Magazine article Marketing

Andrew Walmsley on Digital: Across Digital Lines

Magazine article Marketing

Andrew Walmsley on Digital: Across Digital Lines

Article excerpt

Online advertising's position at the top of the spending tree is not as clear-cut as it may seem.

Another notch on the bedpost, and this time it's telly. Online adspend in the first half of this year hit pounds 1.75bn, comfortably ahead of TV at pounds 1.64bn, and the Internet Advertising Bureau (IAB) can't resist bragging about its conquests. The media industry has never let the facts get in the way of a good story, and, as you might expect, for every bit of triumphalist gloating from the digital industry there's been harrumphy crying of foul from the traditional end of the pitch.

As ever, there's no simple truth.
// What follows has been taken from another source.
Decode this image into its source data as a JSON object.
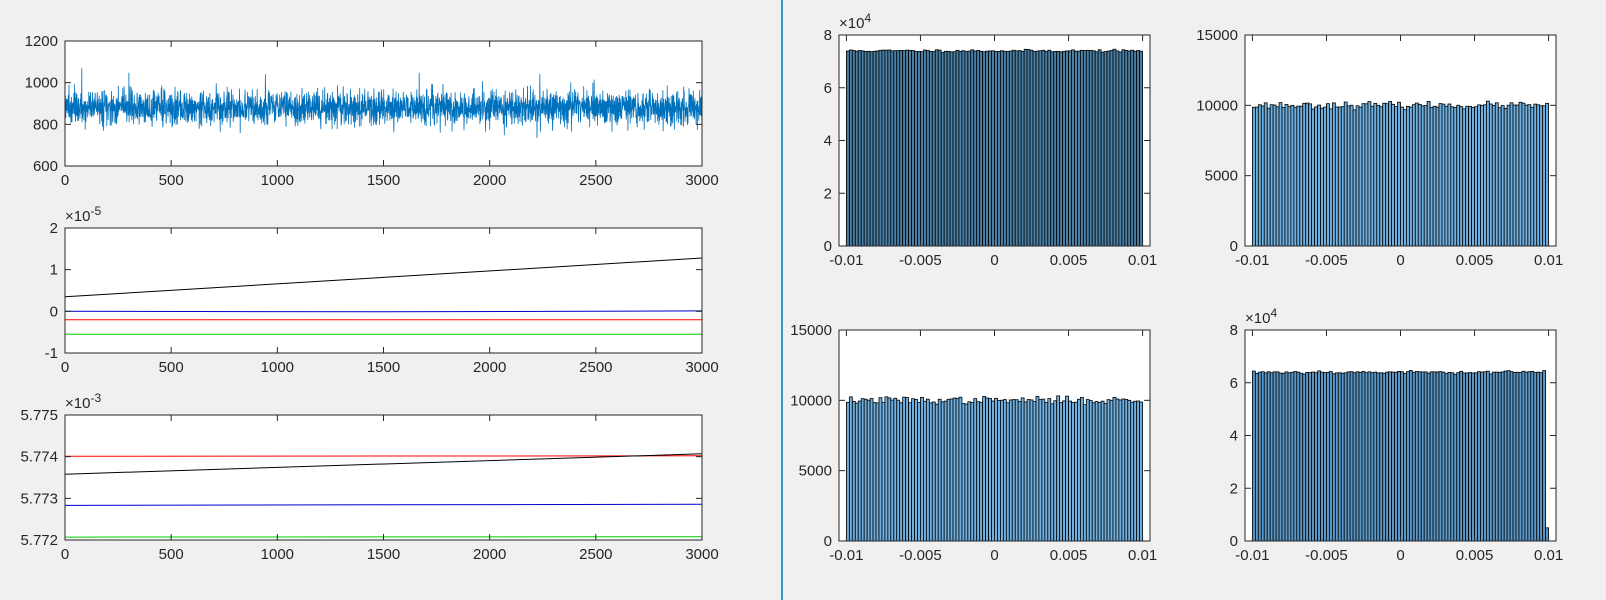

Some of the criticisms levelled against the IAB are a fair cop, and others reveal a degree of denial that speaks volumes about the many ways in which digital is still underestimated as a medium.

So, as a public service, today I'm going to have a go at both sides - partly to try to get to the truth that lies between, and partly because it's the most efficient way of annoying the maximum number of worthy people.

The first brickbat thrown at the IAB is that classified advertising is included in the digital count, and it's not therefore a like-for-like comparison with TV. This point was originally made when online overtook press, and it's a fair one. The value of total press display is still greater than online without classified, and TV is pounds 272m bigger.

Martin McNulty, client services director at online agency Trafficbroker, was quoted on Sky News as saying: 'Long the protagonist on the global advertising stage, TV is rapidly becoming the bit part.' McNulty's hubris seems premature, and the silo in which he lives makes him an easy target for Thinkbox's marketing director, Lindsay Clay, who says this 'misses (online and TV's) complementary relationship'.

However, Thinkbox then takes a turn to throw a poorly aimed stone. 'It is interesting, but meaningless, to sweep all the money spent on every aspect of online marketing into one big figure and celebrate it,' rejoins Clay. Slightly patronising, but she may be right. Let's strip back the numbers another way. The biggest online player, Google, is almost 60% bigger in ad revenue than ITV, which tops TV's charts. And yes, that's just in the UK.

Should search be counted separately? If it were, it would still be bigger than regional press, direct mail, national newspapers, classified press, outdoor and so on. It is bigger than every one of the Advertising Association's media categories - except for television.